1943年制作の映画ということもあってか、戦争が背景に出てきます。
アステアが演じるのは、ゼロ戦を17機撃墜した英雄ということで、10日間の凱旋休暇を貰った空軍パイロット・アドウェル少尉。
戦闘機乗り姿のアステアはまるで似合わず、軍服姿、さらにテンガロンハット姿のアステアは珍しいとはいえますが、やはりアステアはシルクハットに燕尾服姿が一番だよなぁという思わせます。

せっかくの休暇もパレード・講演会にあちこちひっぱりだこで冗談ではないと逃げ出したアドウェルがニューヨークの通りで見初めたのが、ジョーン・レスリー演じる写真記者でステージで唄も歌うという美人のジョーン・マニオン。
ただちにアドウェルは、失業中のバートンと名乗ってマニオンにしつこく付きまとい始めます。
現代ならば相当に執拗なストーカーということになりますが、マニオンという女性の脇も甘さもあって、次第にマニオンはアドウェルを受け入れていきます。

この作品、アステア映画としてはダンスシーンが少ないという印象です。その中で印象に残ったのは、本来あまり大したシーンではないのでしょうが、店の小さな丸テーブルの上でアステアが同僚から無理やり踊らされるスネーク・ダンス。ちょっと笑えるダンスシーンです。
むしろ面白味は、アステアと美人女優ジョーン・レスリーとのコミカルで、尽きることない恋の駆け引きにあると言えます。
こういった役柄、アステアよりむしろジーン・ケリーに合う(「巴里のアメリカ人」)ものではないかと思いますが、若きアステアならそう違和感はなく、充分楽しめました。

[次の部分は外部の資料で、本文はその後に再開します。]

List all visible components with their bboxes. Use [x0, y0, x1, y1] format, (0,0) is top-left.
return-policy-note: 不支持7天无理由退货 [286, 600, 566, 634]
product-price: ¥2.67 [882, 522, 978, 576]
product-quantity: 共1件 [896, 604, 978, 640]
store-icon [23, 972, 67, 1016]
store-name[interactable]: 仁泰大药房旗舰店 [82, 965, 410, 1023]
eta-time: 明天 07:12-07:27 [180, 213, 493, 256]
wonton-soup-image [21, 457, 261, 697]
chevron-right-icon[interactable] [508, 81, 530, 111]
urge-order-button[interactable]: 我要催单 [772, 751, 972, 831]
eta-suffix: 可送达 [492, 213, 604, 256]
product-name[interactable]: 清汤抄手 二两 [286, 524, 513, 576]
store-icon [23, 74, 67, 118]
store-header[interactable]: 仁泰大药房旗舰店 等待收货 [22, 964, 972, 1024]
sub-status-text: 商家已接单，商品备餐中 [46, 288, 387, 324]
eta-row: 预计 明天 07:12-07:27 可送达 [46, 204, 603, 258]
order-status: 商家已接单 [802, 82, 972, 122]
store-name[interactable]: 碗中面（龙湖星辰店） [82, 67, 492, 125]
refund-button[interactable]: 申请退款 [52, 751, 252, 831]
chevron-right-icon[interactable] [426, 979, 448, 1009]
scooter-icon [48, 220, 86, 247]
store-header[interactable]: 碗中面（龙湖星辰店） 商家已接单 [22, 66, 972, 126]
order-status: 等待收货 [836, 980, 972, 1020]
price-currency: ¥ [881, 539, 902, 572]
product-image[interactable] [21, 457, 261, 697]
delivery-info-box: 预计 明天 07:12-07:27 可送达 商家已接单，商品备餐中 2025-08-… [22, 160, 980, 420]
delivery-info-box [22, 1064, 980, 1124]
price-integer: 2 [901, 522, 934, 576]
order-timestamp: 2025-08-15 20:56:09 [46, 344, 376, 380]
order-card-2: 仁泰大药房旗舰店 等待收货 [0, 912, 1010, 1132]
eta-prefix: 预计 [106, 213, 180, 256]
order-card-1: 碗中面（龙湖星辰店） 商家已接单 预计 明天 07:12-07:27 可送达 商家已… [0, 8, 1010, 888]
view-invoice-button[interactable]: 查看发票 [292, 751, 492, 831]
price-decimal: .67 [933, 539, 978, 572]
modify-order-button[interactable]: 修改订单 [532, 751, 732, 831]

結局10日間の休暇が終わるため、マニオンと仲違いした形で別れたアドウェルですが、アドウェルの正体を知って気を利かせた上司によりマニオンが攻撃機が出撃する航空基地に取材に出かけ、そこでアドウェルに再会して2人の間が氷解するというエンディング。
ハッピーエンドとは言い切れないのは、これから戦地に向かうアドウェルに、必ず帰ってきてと約束させるマニオンという幕切れの故。